Moonjellies – Inner Anger, Feather

2 out of 5

Label: Un Je-Nes-Sais-Quoi

Produced by: (?)

Man, I dunno, sometimes you can just look at a CD – look at the band name, the artwork, song titles – and even without other, perhaps more obvious context clues like a label that caters to a style, or heavy metal font… you can just look, and know: you know what it sounds like; you can predict the ebb and flow and approximately where its peaks might hit.

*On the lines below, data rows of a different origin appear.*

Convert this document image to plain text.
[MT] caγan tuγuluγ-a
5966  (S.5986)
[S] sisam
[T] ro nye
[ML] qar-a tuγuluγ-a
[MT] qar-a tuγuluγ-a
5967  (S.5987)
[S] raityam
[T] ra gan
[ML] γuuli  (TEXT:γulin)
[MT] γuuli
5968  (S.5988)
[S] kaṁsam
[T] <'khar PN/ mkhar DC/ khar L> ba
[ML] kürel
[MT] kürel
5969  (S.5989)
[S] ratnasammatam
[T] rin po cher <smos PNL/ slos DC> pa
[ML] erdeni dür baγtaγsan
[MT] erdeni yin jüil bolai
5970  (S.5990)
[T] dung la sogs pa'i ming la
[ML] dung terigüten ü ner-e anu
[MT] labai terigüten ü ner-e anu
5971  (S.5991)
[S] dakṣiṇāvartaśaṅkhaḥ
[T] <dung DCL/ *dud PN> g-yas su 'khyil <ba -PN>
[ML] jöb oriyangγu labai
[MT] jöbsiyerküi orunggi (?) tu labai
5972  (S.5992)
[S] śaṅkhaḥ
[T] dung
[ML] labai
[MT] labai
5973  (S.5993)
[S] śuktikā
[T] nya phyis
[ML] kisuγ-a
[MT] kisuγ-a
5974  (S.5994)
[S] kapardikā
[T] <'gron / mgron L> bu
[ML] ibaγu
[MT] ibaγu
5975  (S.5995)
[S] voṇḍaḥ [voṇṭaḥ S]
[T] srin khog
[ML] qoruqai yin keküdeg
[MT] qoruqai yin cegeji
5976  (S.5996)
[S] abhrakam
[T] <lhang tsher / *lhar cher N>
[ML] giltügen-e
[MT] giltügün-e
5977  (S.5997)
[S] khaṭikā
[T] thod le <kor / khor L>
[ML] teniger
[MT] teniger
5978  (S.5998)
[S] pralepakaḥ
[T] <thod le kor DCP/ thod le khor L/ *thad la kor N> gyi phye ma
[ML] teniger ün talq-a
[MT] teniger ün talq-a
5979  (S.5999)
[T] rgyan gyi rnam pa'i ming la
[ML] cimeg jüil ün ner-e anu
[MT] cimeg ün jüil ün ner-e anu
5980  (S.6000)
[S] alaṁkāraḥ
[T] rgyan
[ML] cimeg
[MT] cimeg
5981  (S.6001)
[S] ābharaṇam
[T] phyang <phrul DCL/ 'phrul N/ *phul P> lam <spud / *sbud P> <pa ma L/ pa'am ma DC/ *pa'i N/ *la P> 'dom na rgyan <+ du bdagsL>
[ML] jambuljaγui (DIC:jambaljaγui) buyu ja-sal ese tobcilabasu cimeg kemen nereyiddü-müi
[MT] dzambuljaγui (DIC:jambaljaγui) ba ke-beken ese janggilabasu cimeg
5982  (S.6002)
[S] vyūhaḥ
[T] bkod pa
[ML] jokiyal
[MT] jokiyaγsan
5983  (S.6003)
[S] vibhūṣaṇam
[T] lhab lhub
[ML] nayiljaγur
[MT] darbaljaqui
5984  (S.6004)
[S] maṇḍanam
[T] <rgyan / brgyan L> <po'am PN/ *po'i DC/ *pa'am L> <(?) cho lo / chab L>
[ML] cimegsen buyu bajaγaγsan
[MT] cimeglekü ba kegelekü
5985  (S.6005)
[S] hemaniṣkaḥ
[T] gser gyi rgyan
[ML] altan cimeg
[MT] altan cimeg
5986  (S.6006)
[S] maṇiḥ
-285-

I want to be clear: Moonjellies’ Inner Anger, Feather is perfectly pleasant. It hits its marks; it’s polite; it lulls and sways appropriately, and perks up with some swagger here and there. But it is also very, very tepid, in the sense that it hardly has personality beyond its indie folk, psychedelia-lite, remember-the-Shins shimmery guitars and loping drums. I’m gonna assume there’s a layer of translation to the lyrics (this is a French label, but the songs are in English), but even if there’s not, it’s all pretty open-ended, vaguely relationshippy stuff; there’re harmonies and keys and strings; a general sadness with celebratory undertones – hope! – and at least one song where we bring out some distortion (Sunrise) and spotted swerves from melancholy into minor chord, stripped down tunes – which, surprise, that’s on concluder Black Cloud.

Perfectly pleasant. I’m sorry to be so judgey, because if you found Moonjellies before, say, The Beatles, or Oasis, or 00s Sub Pop, you’d be absolutely charmed by this. And the production makes the most of the music, enriching the instrumentation, giving the singing some warmth. But there’s simply no surprise – it is an album you can judge almost exactly by its cover.